Firmi -39 Médecine libérale oui, néolibérale non (Pierre Micheletti président de Médecins du monde)

mercredi 21 février 2007.
 

Parmi les multiples chantiers qui attendent nos futurs dirigeants, deux mesures concrètes peuvent contribuer à relever les défis auxquels fait face notre système de santé : la lutte contre la désertification médicale de certains territoires et la réforme des études médicales sur les questions liées à la précarité. De ce point de vue, la médecine libérale, actrice majeure de l’offre de soins, doit évoluer au service de plus d’équité.

Le corps médical a aujourd’hui, dans une certaine mesure, perdu la dimension sociale qui était l’apanage de cette profession, au profit d’une hyperspécialisation technique toujours plus poussée, entretenue par la progression exponentielle des connaissances. Ainsi a-t-on récemment constaté le refus de soins par un certain nombre de médecins à l’égard des bénéficiaires de la couverture maladie universelle et de l’aide médicale d’Etat. Cette situation repose sur un double mécanisme : l’absence de formation et de sensibilisation du corps médical dans la prise en compte des dimensions sociales de la santé, et le déficit de régulation par l’Etat de ces questions, aboutissant aux comportements inacceptables de certains praticiens.

Il est urgent de réformer le cursus de formation des médecins et de réinjecter dans les formations initiales et complémentaires obligatoires des modules traitant des inégalités de santé en fonction des catégories sociales, et abordant les aspects particuliers de la prise en charge des populations les plus précaires dans les dimensions administratives et juridiques, psychologiques et somatiques.

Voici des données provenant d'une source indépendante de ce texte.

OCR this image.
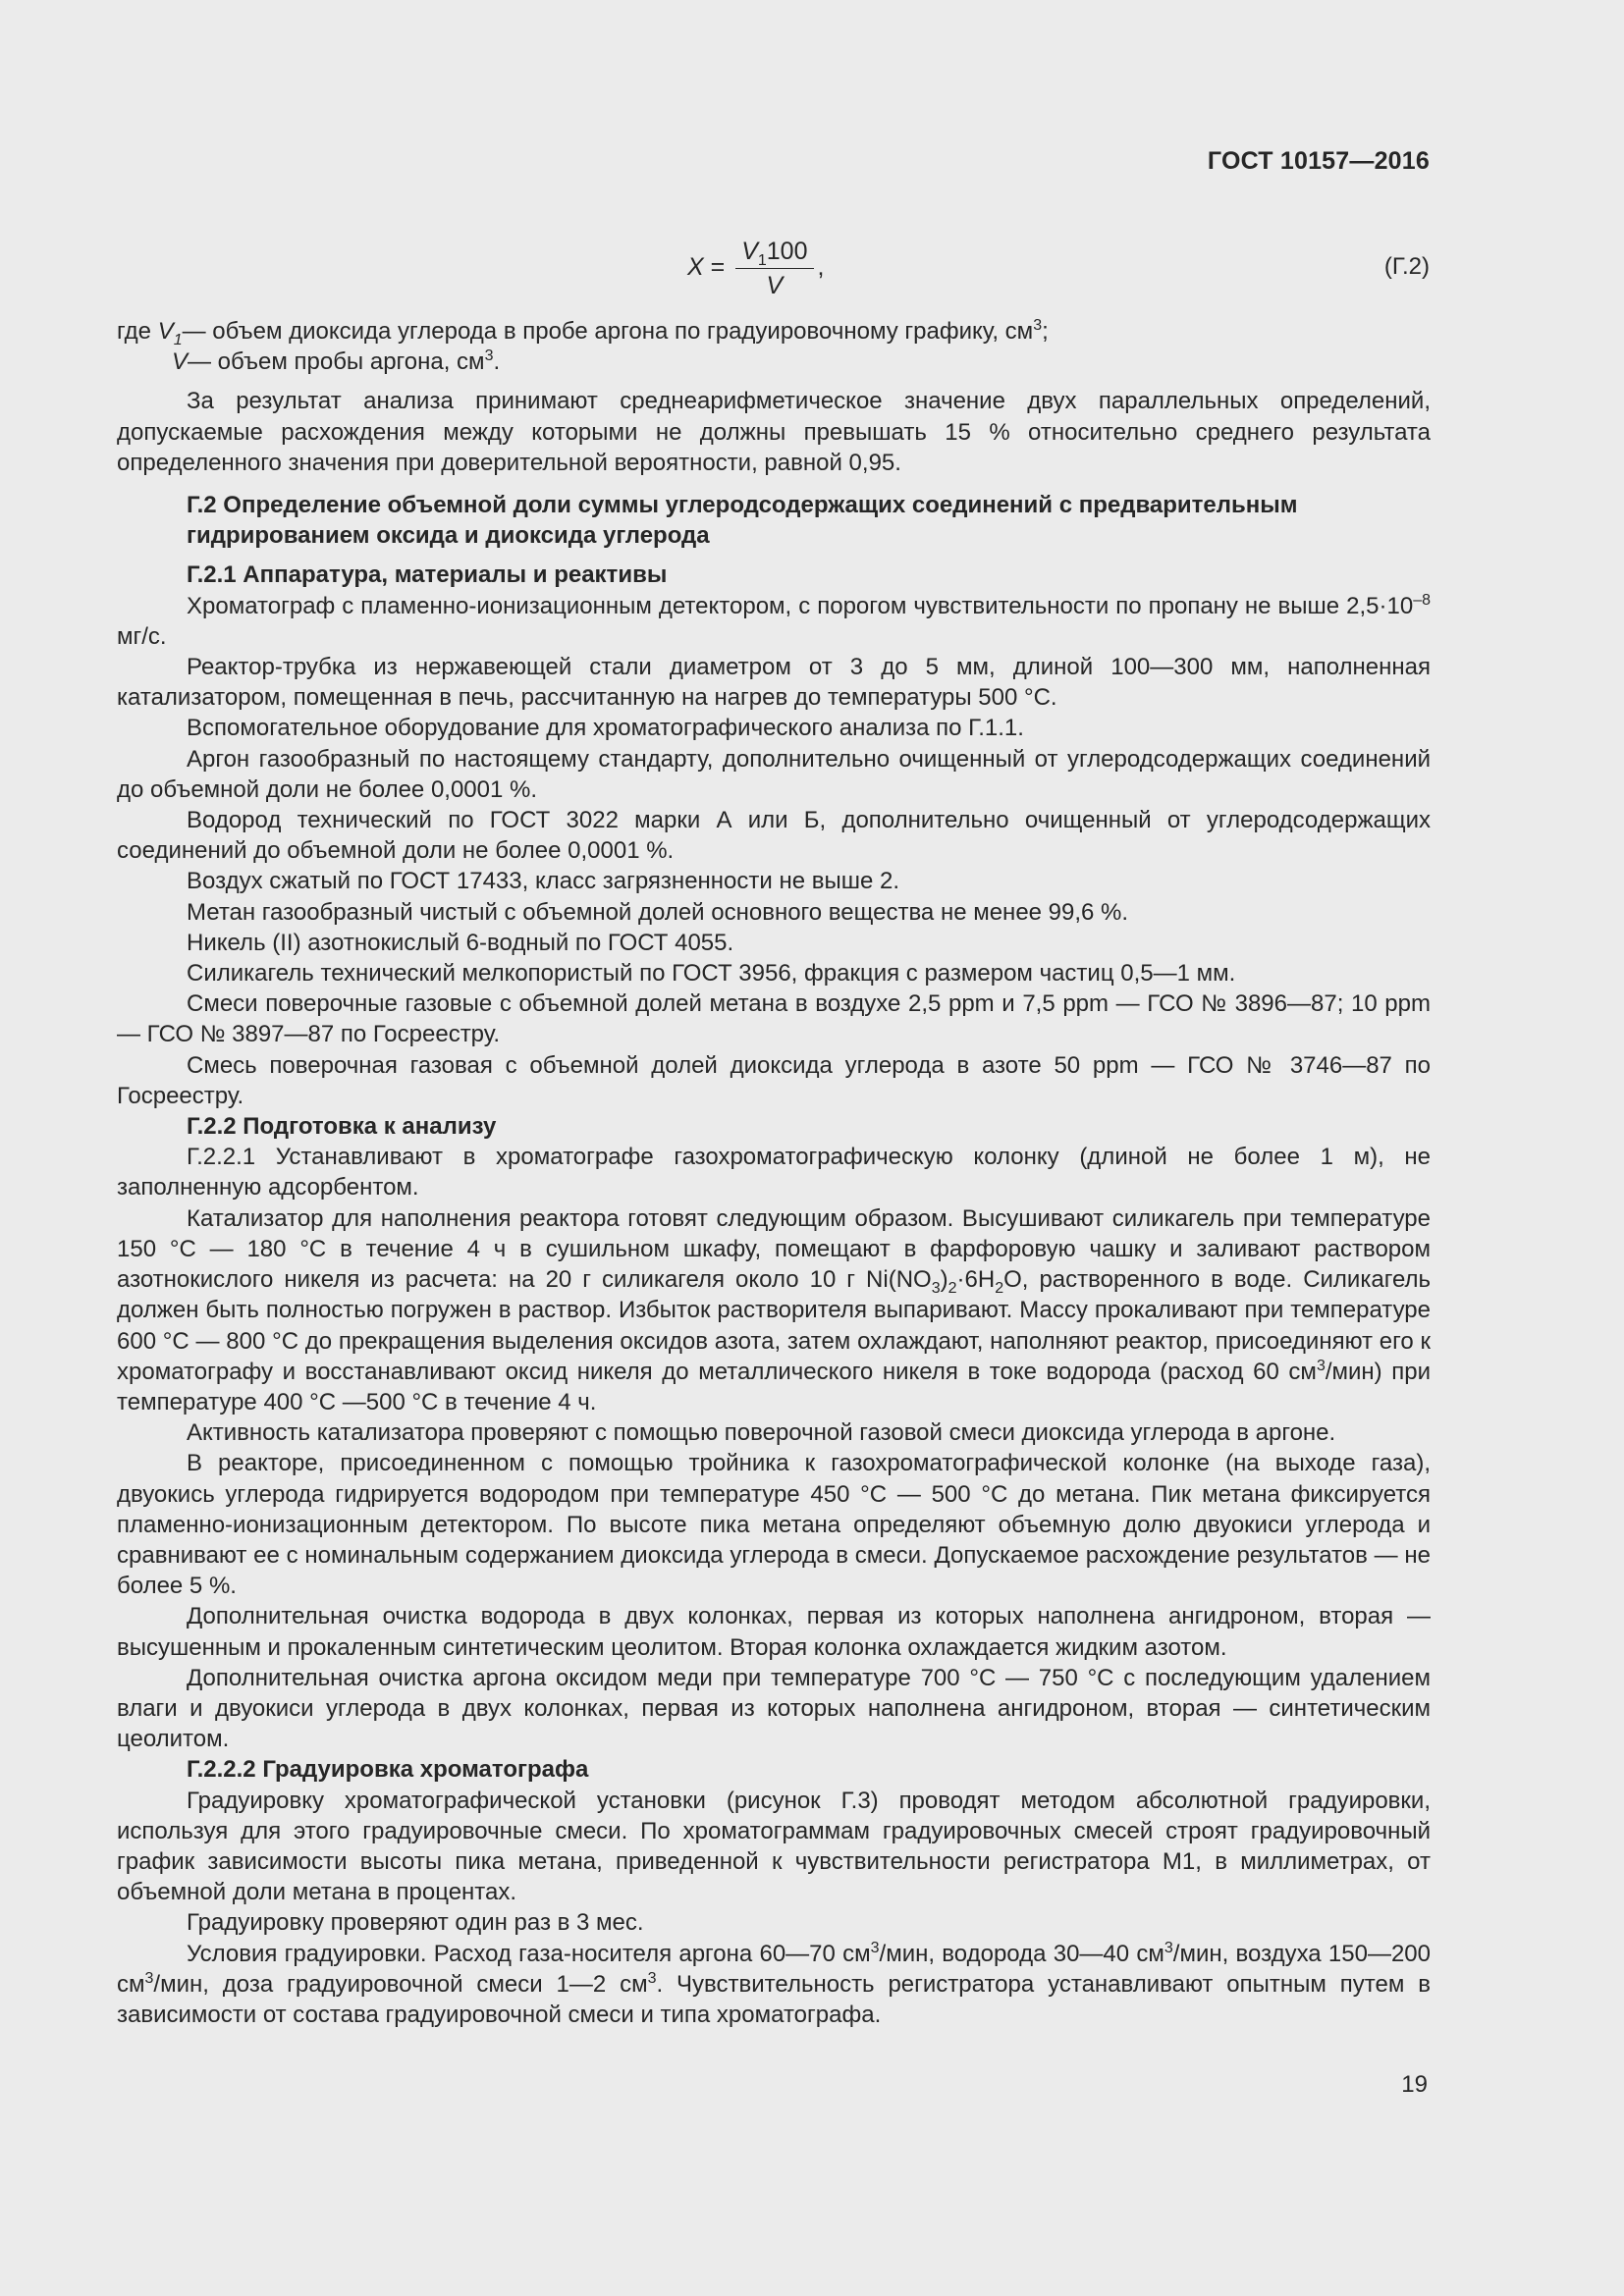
ГОСТ 10157—2016
$X = \frac{V_1100}{V}$ ,	(Г.2)

где $V_1$ — объем диоксида углерода в пробе аргона по градуировочному графику, $см^3$;

V — объем пробы аргона, $см^3$.

За результат анализа принимают среднеарифметическое значение двух параллельных определений, допускаемые расхождения между которыми не должны превышать 15 % относительно среднего результата определенного значения при доверительной вероятности, равной 0,95.

Г.2 Определение объемной доли суммы углеродсодержащих соединений с предварительным гидрированием оксида и диоксида углерода

Г.2.1 Аппаратура, материалы и реактивы

Хроматограф с пламенно-ионизационным детектором, с порогом чувствительности по пропану не выше $2,5\cdot 10^{-8}$ мг/с.

Реактор-трубка из нержавеющей стали диаметром от 3 до 5 мм, длиной 100—300 мм, наполненная катализатором, помещенная в печь, рассчитанную на нагрев до температуры 500 °С.

Вспомогательное оборудование для хроматографического анализа по Г.1.1.

Аргон газообразный по настоящему стандарту, дополнительно очищенный от углеродсодержащих соединений до объемной доли не более 0,0001 %.

Водород технический по ГОСТ 3022 марки А или Б, дополнительно очищенный от углеродсодержащих соединений до объемной доли не более 0,0001 %.

Воздух сжатый по ГОСТ 17433, класс загрязненности не выше 2.

Метан газообразный чистый с объемной долей основного вещества не менее 99,6 %.

Никель (II) азотнокислый 6-водный по ГОСТ 4055.

Силикагель технический мелкопористый по ГОСТ 3956, фракция с размером частиц 0,5—1 мм.

Смеси поверочные газовые с объемной долей метана в воздухе 2,5 ppm и 7,5 ppm — ГСО № 3896—87; 10 ppm — ГСО № 3897—87 по Госреестру.

Смесь поверочная газовая с объемной долей диоксида углерода в азоте 50 ppm — ГСО № 3746—87 по Госреестру.

Г.2.2 Подготовка к анализу

Г.2.2.1 Устанавливают в хроматографе газохроматографическую колонку (длиной не более 1 м), не заполненную адсорбентом.

Катализатор для наполнения реактора готовят следующим образом. Высушивают силикагель при температуре 150 °С — 180 °С в течение 4 ч в сушильном шкафу, помещают в фарфоровую чашку и заливают раствором азотнокислого никеля из расчета: на 20 г силикагеля около 10 г $Ni(NO_3)_2\cdot 6H_2O$, растворенного в воде. Силикагель должен быть полностью погружен в раствор. Избыток растворителя выпаривают. Массу прокаливают при температуре 600 °С — 800 °С до прекращения выделения оксидов азота, затем охлаждают, наполняют реактор, присоединяют его к хроматографу и восстанавливают оксид никеля до металлического никеля в токе водорода (расход 60 $см^3/мин$) при температуре 400 °С —500 °С в течение 4 ч.

Активность катализатора проверяют с помощью поверочной газовой смеси диоксида углерода в аргоне.

В реакторе, присоединенном с помощью тройника к газохроматографической колонке (на выходе газа), двуокись углерода гидрируется водородом при температуре 450 °С — 500 °С до метана. Пик метана фиксируется пламенно-ионизационным детектором. По высоте пика метана определяют объемную долю двуокиси углерода и сравнивают ее с номинальным содержанием диоксида углерода в смеси. Допускаемое расхождение результатов — не более 5 %.

Дополнительная очистка водорода в двух колонках, первая из которых наполнена ангидроном, вторая — высушенным и прокаленным синтетическим цеолитом. Вторая колонка охлаждается жидким азотом.

Дополнительная очистка аргона оксидом меди при температуре 700 °С — 750 °С с последующим удалением влаги и двуокиси углерода в двух колонках, первая из которых наполнена ангидроном, вторая — синтетическим цеолитом.

Г.2.2.2 Градуировка хроматографа

Градуировку хроматографической установки (рисунок Г.3) проводят методом абсолютной градуировки, используя для этого градуировочные смеси. По хроматограммам градуировочных смесей строят градуировочный график зависимости высоты пика метана, приведенной к чувствительности регистратора М1, в миллиметрах, от объемной доли метана в процентах.

Градуировку проверяют один раз в 3 мес.

Условия градуировки. Расход газа-носителя аргона 60—70 $см^3$/мин, водорода 30—40 $см^3$/мин, воздуха 150—200 $см^3$/мин, доза градуировочной смеси 1—2 $см^3$. Чувствительность регистратора устанавливают опытным путем в зависимости от состава градуировочной смеси и типа хроматографа.

19
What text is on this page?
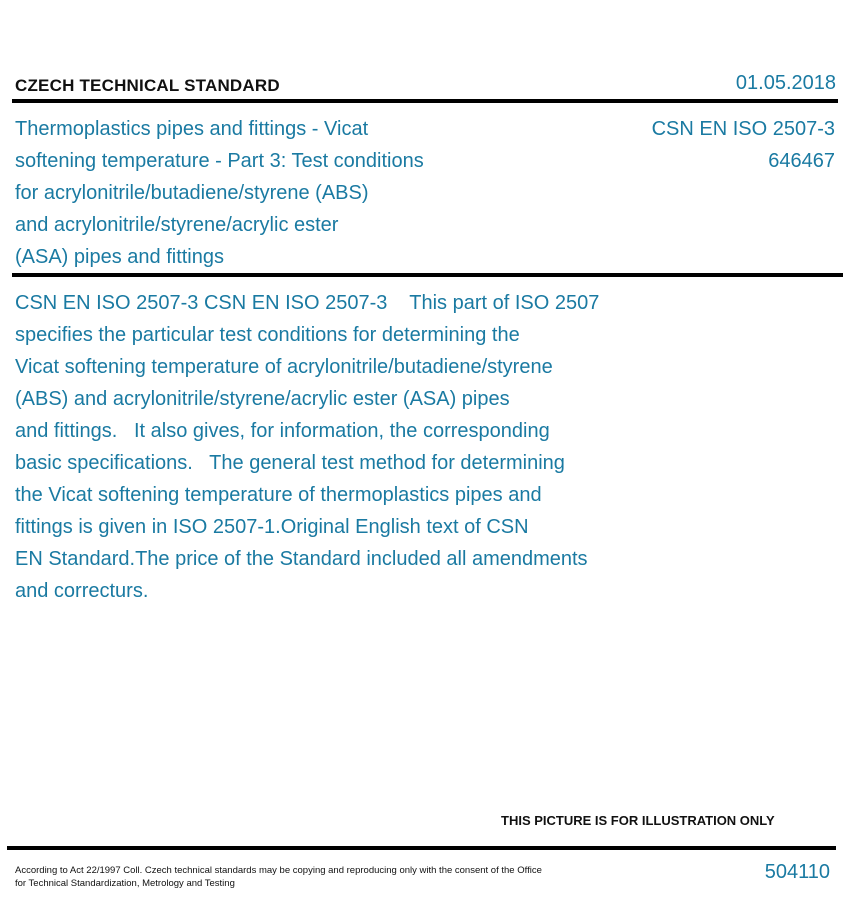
CZECH TECHNICAL STANDARD	01.05.2018
Thermoplastics pipes and fittings - Vicat
softening temperature - Part 3: Test conditions
for acrylonitrile/butadiene/styrene (ABS)
and acrylonitrile/styrene/acrylic ester
(ASA) pipes and fittings
CSN EN ISO 2507-3
646467
CSN EN ISO 2507-3 CSN EN ISO 2507-3    This part of ISO 2507
specifies the particular test conditions for determining the
Vicat softening temperature of acrylonitrile/butadiene/styrene
(ABS) and acrylonitrile/styrene/acrylic ester (ASA) pipes
and fittings.   It also gives, for information, the corresponding
basic specifications.   The general test method for determining
the Vicat softening temperature of thermoplastics pipes and
fittings is given in ISO 2507-1.Original English text of CSN
EN Standard.The price of the Standard included all amendments
and correcturs.
THIS PICTURE IS FOR ILLUSTRATION ONLY
According to Act 22/1997 Coll. Czech technical standards may be copying and reproducing only with the consent of the Office
for Technical Standardization, Metrology and Testing
504110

Quant à la liberté d’installation, elle aboutit à des déséquilibres aigus dans la répartition géographique de l’offre de soins libérale. Ainsi, dans une ville comme Grenoble, où ces questions ont été plus particulièrement étudiées (sans constituer une situation isolée), les densités médicales pour 1 000 habitants varient en fonction du niveau de développement socio-économique des quartiers qui composent la ville.

Pour les médecins généralistes, les densités sont deux fois et demie plus importantes dans les quartiers les plus favorisés. Pour les dentistes, les densités varient dans une proportion de 1 à 10. Pour les psychiatres libéraux, les proportions varient dans un rapport de 1 à 12... En milieu rural, le phénomène est encore plus aigu : les médecins généralistes sont aujourd’hui confrontés à une pression, à des rythmes, à des horaires de travail et à une absence de possibilité de trouver des remplaçants qui deviennent insupportables pour nombre d’entre eux. Ces conditions d’exercice entraînent des départs qui accélèrent le processus de désertification médicale dans ces zones. Les médecins spécialistes en sont quasiment absents.

L’Etat doit reprendre la main afin de créer des conditions qui, dès la formation, soient favorables à la correction de ces déséquilibres. La formation des jeunes médecins constitue en effet un moment privilégié pour les sensibiliser aux questions sociales et éthiques qui sous-tendent leur implication auprès des populations les plus fragiles ou isolées.

Ainsi l’université peut-elle créer de meilleures conditions pour que devienne audible, pour les médecins de demain, la mise en oeuvre de politiques publiques plus contraignantes en matière d’offre de soins et de liberté d’installation.

Au fond, l’Etat doit réaffirmer son rôle de chef d’orchestre et de garant d’une contribution des acteurs de la santé à une certaine équité sociale en France. Autrement dit, oui à une médecine libérale, non à une médecine néolibérale.

Aujourd’hui, le silence des principaux candidats est remarquable sur ces questions qui touchent de près une large part de la population. Pourtant, ces mesures, mises en oeuvre progressivement vis-à-vis des générations futures de médecins, constitueraient un engagement social fort sans une trop grande prise de risque politique et électoral, tant les constats et besoins en la matière font consensus entre citoyens et professionnels réellement confrontés aux inégalités dans notre pays...

C’est dans ce contexte que dans les prochaines semaines, Médecins du monde interpellera les candidats à la présidentielle sur des problématiques plus larges auxquelles nos équipes sont quotidiennement confrontées.